In the introduction to his book, Inside the Pleasure Dome: Fringe Film in Canada , Hoolboom cities Barthes’ description of leaving the movie theatre: “The subject who speaks here must admit one thing: he loves leaving a movie theatre. finding himself once again outside in the illuminated and half-empty street (somehow he always goes to the movies on weekdays, and at night), limply heading toward some cafe, he walks in silence (he does not care much to talk after seeing a film); he is stiff, a little numb, bundled up, chilly: he is sleepy irresponsible. In short, he is coming out of hypnosis.” Roland Barthes, Upon Leaving the Theatre

Hoolboom interprets this passage as an example of the collective dream produced by the cinema experience, sitting both alone and together in the dark. On this cold afternoon there was no communal experience nor group anonymity within the Blinding Light. Through a haze of hypnosis and somnambulism, Barthes’ Paris facilitated a saunter to the local café. Vancouver’s cold air inflected my own narcosis of reflection, en route to my rental cave.

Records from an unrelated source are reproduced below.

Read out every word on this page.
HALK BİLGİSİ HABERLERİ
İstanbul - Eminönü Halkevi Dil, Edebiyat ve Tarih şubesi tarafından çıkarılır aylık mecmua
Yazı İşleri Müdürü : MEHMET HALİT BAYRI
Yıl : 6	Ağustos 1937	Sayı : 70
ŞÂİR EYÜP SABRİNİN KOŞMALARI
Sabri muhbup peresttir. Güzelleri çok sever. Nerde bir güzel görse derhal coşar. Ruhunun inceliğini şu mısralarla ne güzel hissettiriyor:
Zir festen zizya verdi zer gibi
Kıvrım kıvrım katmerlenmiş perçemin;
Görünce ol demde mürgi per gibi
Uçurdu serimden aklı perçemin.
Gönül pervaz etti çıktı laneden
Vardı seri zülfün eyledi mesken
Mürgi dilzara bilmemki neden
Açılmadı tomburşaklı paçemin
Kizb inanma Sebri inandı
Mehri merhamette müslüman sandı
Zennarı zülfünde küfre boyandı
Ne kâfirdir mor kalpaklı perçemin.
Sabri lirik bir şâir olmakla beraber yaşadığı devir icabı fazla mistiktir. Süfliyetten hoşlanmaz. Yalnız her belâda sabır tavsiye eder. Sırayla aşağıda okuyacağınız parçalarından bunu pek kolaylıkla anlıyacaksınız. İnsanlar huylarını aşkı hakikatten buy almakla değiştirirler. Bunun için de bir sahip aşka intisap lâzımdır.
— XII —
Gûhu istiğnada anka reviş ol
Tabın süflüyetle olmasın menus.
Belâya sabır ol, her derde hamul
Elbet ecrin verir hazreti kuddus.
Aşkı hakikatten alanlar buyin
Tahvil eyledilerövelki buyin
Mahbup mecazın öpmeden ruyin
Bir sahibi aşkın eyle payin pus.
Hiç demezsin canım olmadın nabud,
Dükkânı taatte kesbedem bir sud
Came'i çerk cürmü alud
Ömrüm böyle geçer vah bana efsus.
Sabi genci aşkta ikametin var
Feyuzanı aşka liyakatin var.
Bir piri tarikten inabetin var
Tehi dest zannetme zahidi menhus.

As the publicity points out, Hoolboom’s film celebrates the complexity of themes addressing the life of a body. “Drawing from sources as varied as hyped-Hollywood, obscure 20s porn, and his own treasure trove of gorgeously shot original footage, Panic Bodies is a complex and visually arresting study of life, love, death, family, obsession and being a stranger in your own skin.” I was particularly interested in the elliptical and synthetic form Hoolboom developed to impart this vision. It integrated a range of techniques and modes in order to describe the complexity of human experience. The hybrid nature of Panic Bodies signals a fusion of past experimental styles into a synaesthetic effect. What appears to constitute contemporary experimental film is a combination of technological innovation, challenging subject matter (libidinal and excessive where possible), and space for reflection. To this end, Panic Bodies can be situated inside a broader consideration of experimental film.

During the last few months of 1998, I accepted the task of teaching studies in Experimental Animation/FilmVideo at Emily Carr Institute of Art and Design. It seemed epistemologically necessary to come up with some definition for experimental film. Not surprisingly, there is no single description for the subject. Its various labels highlight this: avant-garde, poetic, visionary, materialist, formalist, conceptual, fringe, alternative and of course underground. These terms reflect the often heated debates circulating at the time of the film’s initial screenings and they resonate very disparate agendas.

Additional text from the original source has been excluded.